2. Level of precision – the level to which activity cost estimates will be rounded up or down based on the scope of the activities and magnitude of the project.
3. Level of accuracy – the acceptable range used in determining realistic activity cost estimates is specified and may include an amount for contingencies.
4. Organizational procedures links – the WBS provides the framework for the cost management plan, allowing for consistency with the estimates, budgets, and control of costs. The WBS component used for the project cost accounting is called the control account. Each control account is assigned a unique code or account number(s) that links directly to the performing organization’s accounting system.
5. Control thresholds – variance thresholds for monitoring cost performance may be specified to indicate an agreed-upon amount of variation to be allowed before some action needs to be taken. Thresholds are typically expressed as percentage deviations from the baseline plan.
6. Rules of performance measurement – earned value management (EVM) rules of performance measurement are set.
a. Define the points in the WBS at which measurement of control accounts will be performed.
b. Establish the earned value measurement techniques to be employed
c. Specify tracking methodologies and the earned value management computation equations for calculating projected estimate at completion (EAC) forecasts to provide a validity check on the bottom-up EAC.
7. Reporting formats – the formats and frequency for the various cost reports are defined.
8. Process descriptions – descriptions of each of the other cost management processes are documented.
9. Additional details
a. Description of strategic funding choices
b. Procedure to account for fluctuations in currency exchange rates
c. Procedure for project cost recording
key benefit of Estimate Costs
it determines the amount of cost required to complete project work.
Inputs for Estimate Costs
1. Cost Management Plan
2. Human Resource Management Plan
3. Scope Baseline
4. Project Schedule
5. Risk Register
6. Enterprise Environmental Factors
7. Organizational Process Assets
Tools and Techniques for Estimate Costs
1. Expert Judgment
2. Analogous estimating
3. Parametric estimating
4. Bottom-up estimating
5. Three-point estimating
6. Reserve Analysis
7. Cost of Quality
8. Project Management Software
9. Vendor Bid analysis
10. Group Decision Making Techniques
Analogous cost estimating
uses the values such as scope, cost, budget, and duration or size, weight, and complexity from a previous, similar project as the basis for estimating the same parameter or measurement for a current project.

Analogous cost estimating is frequently used to estimate a value when there is a limited amount of detailed information about the project, for example, in the early phases of a project.
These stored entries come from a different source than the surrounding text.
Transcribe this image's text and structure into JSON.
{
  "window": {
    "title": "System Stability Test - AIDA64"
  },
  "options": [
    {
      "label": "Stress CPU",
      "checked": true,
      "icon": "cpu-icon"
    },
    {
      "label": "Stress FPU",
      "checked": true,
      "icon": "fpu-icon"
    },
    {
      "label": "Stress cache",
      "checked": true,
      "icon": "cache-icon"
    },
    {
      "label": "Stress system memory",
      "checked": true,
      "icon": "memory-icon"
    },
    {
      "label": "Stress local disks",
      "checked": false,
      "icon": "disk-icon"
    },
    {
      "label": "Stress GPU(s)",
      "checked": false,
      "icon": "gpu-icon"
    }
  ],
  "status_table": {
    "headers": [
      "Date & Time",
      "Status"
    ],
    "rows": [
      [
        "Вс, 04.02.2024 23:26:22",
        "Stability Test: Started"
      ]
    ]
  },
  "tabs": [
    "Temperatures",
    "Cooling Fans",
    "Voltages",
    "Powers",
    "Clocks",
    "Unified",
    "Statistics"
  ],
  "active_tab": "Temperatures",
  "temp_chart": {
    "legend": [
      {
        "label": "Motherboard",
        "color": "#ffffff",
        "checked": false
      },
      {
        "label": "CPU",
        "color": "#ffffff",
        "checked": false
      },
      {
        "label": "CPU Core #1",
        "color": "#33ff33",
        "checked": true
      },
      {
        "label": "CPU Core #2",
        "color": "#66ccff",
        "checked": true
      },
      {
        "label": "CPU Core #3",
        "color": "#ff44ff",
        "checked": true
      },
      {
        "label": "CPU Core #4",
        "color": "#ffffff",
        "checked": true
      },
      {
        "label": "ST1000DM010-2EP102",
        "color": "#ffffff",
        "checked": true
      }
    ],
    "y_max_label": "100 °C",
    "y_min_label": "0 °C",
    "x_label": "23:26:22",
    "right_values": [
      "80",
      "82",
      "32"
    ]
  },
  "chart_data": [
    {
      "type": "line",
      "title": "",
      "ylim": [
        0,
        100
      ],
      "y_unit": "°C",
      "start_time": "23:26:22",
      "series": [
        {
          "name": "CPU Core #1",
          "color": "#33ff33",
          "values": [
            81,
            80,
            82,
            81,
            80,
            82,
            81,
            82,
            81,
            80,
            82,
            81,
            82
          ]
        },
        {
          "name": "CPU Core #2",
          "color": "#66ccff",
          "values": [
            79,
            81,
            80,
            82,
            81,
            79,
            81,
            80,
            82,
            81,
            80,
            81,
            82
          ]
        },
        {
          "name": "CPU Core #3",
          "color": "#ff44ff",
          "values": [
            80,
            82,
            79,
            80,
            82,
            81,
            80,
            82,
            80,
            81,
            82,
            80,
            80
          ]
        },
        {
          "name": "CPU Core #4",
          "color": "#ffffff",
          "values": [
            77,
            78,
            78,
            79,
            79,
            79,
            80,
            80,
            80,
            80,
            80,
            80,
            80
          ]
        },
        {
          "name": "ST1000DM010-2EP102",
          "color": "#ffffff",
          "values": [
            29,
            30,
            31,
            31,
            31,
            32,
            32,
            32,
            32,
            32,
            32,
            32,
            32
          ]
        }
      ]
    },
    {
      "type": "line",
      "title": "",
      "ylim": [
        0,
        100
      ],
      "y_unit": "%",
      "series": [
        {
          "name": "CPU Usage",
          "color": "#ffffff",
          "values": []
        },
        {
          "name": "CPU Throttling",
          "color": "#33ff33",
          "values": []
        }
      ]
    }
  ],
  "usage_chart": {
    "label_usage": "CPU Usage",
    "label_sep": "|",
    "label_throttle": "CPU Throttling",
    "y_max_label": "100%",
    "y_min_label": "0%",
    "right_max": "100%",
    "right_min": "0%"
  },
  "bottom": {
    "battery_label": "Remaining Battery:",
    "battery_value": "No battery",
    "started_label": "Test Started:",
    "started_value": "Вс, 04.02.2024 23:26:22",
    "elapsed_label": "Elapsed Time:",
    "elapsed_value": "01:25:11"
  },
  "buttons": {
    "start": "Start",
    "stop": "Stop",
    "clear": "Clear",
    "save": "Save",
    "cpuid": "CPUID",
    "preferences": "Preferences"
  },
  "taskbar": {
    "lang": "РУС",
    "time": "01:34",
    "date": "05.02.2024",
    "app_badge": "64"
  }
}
Analogous cost estimating uses historical information and expert judgment.

Parametric estimating
uses a statistical relationship between relevant historical data and other variables (e.g., square footage in construction) to calculate a cost estimate for project work.

This technique can produce higher levels of accuracy depending upon the sophistication and underlying data built into the model.

Bottom-up estimating
The cost of individual work packages or activities is estimated to the greatest level of specified detail. The detailed cost is then summarized or “rolled up” to higher levels for subsequent reporting and tracking purposes. The cost and accuracy of bottom-up cost estimating are typically influence by the size and complexity of the individual activity or work package.
What are the two types of Three Point Estimating?
Triangular and Beta (PERT)
What is reserve analysis?
cost estimates may include contingency reserves to account for cost uncertainty. Contingency reserves are the budget within the cost baseline that is allocated for identified risks, which are accepted and for which contingent or mitigating responses are developed. Contingency reserves are often viewed as the part of the budget intended to address the known unknowns that can affect a project. Contingency reserves may be estimated to account for this unknown amount of rework. Contingency reserves can be provided for a specific activity, for the whole project, or both. The contingency reserve may be a percentage of the estimated cost, a fixed number or may be developed by using quantitative analysis methods. As more precise information about the project become available, the contingency reserve may be used, reduced, or eliminated. Contingency should be clearly identified in cost documentation. Contingency reserves are part of the cost baseline and the overall funding requirements for the project.
Activity cost estimates
Output of estimate costs
Quantitative assessments of the probable costs required to complete project work.
This includes, but is not limited to, direct labor, materials, equipment, services, facilities, information technology, etc
Basis of Estimates
Output of Estimate Costs

The amount and type of additional details supporting the cost estimate vary by application area.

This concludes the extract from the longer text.